Eli oyna butonunun üzerinde gezerken, “Tek yapmam gereken
buna mı basmak?” diye sormuştu.
“Aynen öyle! Gazla gitsiiiiiiiiiin!”
“N-ne oluyor be!? Şöyle bağırma!” irkildikten sonra bana
kızgın bir bakış attı, ama yine de devam edip butona bastı.
Ve sonra bir sessizlik oldu.
Bir süre geçmişti.
Biraz daha geçmişti.
Ama hiçbir şey değişmedi.
“Hı...?” Şaşırmıştım.
“Bir şey oluyor gibi görünmüyor.” dedi Nell.
“Bu... garip. Bir sürü ışık olması gerektiğine gayet
eminim...”
Normalde oyna tuşuna basınca, bir sürü ışığın yanıp sönerek,
makinanın çıkaracağı şeyin formunu oluşturmak için bir araya gelmesi
gerekiyordu. Ama bu sefer hiç ışık yoktu. Sakın bana bunun bozuk olduğunu
söyleme...
“B-bütün bir yüz bin DP sonucunda hiçbir şey almamış
olmamızın imkanı yok, değil mi...?” Diye homurdandım.
“Ah! Şu küçük panel şeysine bak! Bazı semboller çıkmış gibi
görünüyor.”
Nell’in sesi beni, transımı besleyen çaresizliğimden çekip
çıkardı ve gözlerimi menüye çevirmemi sağladı. Doğru ya! Bir sonuç sayfası
olması gerektiğini neredeyse unutuyordum.
Ekranda belirmiş yazıda, “Bir Şelaleli Kaplıca kazandınız.”
yazıyordu.
“Şelaleli Kaplıca mı...?” Diye mırıldandım.
“Ahhh... O semboller harfler mi? Onlardan birkaç kere
görmüştüm ama hiç farkına varmamıştım.” dedi Nell. “Harfler için gerçekten
süslü görünüyorlar.”
Bir dakika... Yoksa bu düşündüğüm şey mi? Siksen olmaz!

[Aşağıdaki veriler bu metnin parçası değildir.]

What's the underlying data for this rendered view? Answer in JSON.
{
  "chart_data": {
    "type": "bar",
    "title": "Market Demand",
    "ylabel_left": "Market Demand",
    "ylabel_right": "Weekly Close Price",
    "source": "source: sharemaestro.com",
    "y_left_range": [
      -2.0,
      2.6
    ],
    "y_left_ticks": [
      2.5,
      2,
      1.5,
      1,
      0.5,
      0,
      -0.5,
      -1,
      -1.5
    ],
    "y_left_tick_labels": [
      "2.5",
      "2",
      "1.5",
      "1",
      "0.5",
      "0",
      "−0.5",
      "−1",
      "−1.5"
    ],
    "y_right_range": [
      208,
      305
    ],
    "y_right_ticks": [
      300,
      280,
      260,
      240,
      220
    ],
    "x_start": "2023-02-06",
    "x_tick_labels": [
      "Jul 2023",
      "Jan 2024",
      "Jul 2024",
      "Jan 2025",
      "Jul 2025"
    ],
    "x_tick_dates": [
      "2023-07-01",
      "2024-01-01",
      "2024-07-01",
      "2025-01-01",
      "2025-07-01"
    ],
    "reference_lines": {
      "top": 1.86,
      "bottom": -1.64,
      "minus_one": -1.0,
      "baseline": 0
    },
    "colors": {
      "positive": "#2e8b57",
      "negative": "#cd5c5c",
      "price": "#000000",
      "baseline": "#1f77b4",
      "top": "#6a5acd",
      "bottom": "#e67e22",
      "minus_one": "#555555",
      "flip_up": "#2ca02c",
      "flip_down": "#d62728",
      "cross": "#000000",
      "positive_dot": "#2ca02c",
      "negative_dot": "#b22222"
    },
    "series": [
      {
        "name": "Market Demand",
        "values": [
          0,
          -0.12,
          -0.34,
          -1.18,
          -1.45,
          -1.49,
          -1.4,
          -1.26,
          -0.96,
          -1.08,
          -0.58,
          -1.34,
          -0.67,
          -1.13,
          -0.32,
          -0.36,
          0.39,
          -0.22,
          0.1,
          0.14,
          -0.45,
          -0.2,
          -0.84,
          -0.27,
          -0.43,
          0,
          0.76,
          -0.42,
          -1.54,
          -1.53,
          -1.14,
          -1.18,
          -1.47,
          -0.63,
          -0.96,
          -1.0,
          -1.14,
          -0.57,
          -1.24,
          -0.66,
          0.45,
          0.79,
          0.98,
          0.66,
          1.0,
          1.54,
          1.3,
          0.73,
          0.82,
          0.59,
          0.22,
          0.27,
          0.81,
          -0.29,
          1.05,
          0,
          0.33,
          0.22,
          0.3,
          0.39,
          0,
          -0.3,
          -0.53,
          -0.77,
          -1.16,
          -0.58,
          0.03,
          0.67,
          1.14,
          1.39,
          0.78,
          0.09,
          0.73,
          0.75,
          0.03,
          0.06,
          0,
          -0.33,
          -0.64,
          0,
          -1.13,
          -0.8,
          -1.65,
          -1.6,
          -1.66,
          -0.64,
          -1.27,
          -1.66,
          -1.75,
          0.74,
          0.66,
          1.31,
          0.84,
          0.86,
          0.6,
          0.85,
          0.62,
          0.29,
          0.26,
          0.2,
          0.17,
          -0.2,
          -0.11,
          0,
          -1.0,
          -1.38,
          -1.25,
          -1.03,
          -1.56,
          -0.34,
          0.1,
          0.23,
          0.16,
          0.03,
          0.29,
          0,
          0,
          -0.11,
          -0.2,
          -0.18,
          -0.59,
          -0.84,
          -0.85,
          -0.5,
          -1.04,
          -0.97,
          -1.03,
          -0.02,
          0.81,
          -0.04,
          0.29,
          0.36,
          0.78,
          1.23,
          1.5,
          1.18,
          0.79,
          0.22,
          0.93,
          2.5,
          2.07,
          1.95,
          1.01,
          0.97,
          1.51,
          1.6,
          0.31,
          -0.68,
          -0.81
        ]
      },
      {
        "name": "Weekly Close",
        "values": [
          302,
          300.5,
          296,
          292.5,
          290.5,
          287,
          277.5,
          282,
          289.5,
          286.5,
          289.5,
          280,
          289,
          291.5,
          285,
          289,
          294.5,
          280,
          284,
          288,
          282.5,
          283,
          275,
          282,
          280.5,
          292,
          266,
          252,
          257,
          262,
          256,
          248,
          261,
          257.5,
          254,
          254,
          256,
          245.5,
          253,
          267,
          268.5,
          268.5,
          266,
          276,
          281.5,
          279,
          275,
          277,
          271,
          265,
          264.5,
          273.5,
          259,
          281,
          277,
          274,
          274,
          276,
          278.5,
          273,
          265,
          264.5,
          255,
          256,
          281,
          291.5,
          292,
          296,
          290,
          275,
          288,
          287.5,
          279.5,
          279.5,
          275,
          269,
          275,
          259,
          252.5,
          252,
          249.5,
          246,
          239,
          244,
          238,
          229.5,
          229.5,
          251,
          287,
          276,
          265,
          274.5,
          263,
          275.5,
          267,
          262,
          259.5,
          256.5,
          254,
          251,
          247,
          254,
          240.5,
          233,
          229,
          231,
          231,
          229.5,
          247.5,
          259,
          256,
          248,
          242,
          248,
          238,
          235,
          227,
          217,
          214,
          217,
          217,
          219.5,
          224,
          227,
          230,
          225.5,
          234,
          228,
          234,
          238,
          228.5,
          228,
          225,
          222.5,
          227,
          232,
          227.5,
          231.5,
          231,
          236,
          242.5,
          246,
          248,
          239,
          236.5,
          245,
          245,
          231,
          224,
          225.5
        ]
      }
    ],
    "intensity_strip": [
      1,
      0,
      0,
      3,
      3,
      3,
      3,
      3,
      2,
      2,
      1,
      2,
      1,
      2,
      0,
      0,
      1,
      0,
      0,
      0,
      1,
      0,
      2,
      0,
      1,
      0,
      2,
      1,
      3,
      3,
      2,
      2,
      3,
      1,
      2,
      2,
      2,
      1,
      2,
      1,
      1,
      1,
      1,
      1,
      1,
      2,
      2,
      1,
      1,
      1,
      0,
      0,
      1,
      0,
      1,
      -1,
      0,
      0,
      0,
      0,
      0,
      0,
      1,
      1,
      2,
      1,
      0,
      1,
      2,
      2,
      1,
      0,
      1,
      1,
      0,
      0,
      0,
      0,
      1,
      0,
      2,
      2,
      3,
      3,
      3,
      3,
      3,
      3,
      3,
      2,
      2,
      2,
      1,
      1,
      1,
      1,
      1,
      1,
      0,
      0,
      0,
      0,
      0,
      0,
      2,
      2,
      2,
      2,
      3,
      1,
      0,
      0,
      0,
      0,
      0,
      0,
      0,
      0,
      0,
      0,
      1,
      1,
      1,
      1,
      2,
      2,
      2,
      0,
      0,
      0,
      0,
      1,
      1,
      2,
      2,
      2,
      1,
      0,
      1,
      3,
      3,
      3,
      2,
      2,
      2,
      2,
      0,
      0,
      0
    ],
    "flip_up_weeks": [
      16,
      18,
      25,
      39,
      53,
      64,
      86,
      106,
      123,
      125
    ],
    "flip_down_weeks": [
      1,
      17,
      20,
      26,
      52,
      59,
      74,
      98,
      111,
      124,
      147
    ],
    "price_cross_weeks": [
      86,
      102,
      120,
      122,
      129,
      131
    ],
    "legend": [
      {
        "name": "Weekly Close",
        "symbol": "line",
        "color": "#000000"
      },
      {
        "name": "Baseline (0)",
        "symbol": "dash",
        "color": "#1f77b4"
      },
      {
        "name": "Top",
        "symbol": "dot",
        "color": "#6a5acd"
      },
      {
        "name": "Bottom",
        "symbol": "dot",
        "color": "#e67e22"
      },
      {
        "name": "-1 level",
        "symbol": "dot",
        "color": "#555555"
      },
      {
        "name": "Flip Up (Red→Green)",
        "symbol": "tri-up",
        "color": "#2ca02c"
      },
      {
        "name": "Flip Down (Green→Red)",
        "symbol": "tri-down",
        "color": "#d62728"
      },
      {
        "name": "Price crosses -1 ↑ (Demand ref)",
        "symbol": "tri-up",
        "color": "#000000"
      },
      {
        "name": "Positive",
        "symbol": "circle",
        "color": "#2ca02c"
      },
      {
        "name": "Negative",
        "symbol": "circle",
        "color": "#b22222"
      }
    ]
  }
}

Gerçekten de, menülerde gezdim ve şüphelerimde gayet haklı
olduğumu doğruladım.
“Vay arkadaş! Gerçekten bize yeni bir tesis kazandın!” Diye
bağırdım heyecanla. Şelaleli kaplıca şu anda tesisler sekmesinin en üzerinde
bulunuyordu ve yanında mükemmel bir net fiyat ibaresi vardı: 0. “Beni takip et!
Bu şeyi şu an kontrol etmemiz gerek!” Onıu elinden yakaladım ve kalenin dışına
bizi ışınladığından emin olmak için hızlıca manipüle ettiğim kapıya doğru
sürükledim.
“Dur! Yuki! Bekle!” dikkatimi çekmeye çalışmıştı, ama
dikkatim, sözlerini anlayamayacak kadar dağınıktı.. “...Beni dinlemiyorsun
değil mi?” İç çekti. “Ve bu şekilde kalmaya devam edeceksin değil mi, deli gibi
heyecanlı heyecanlı. Peki... Seninle geleceğim.”
Mutluluk ve bıkkınlıkla karışık bir ifade ile beni kapının
içinden takip etti ve zindanın en yeni mülkünü yerleştirme görevime katıldı.
***
“İşte! Bu!” Heyecanla bağırırken dizlerimin üzerine çöktüm
ve yumruklarımı havaya savurdum. Gözlerimin önünde beliren şelale ve onu besleyen
depo tam da hayal ettiğim gibiydi.
Onun güzel, hoş ve sıcacık olduğunu bilmem için içine
girmeme gerek yoktu. Yeni inşa edilmiş havuzdan yükselen buhar bana banyonun
her an hazır olduğunu söylüyordu. Gerçi biraz küçüktü, ama yine de şelale
inanılmaz derecede etkileyici ve muhteşemdi. Beslediği havuz, aynı anda on tam
yetişkini içine alacak kadar büyüktü. İçinde oynamak için azıcık sığdı, ama
asıl amacı olan banyo yapma için tam da doğru derinlikte görünüyordu.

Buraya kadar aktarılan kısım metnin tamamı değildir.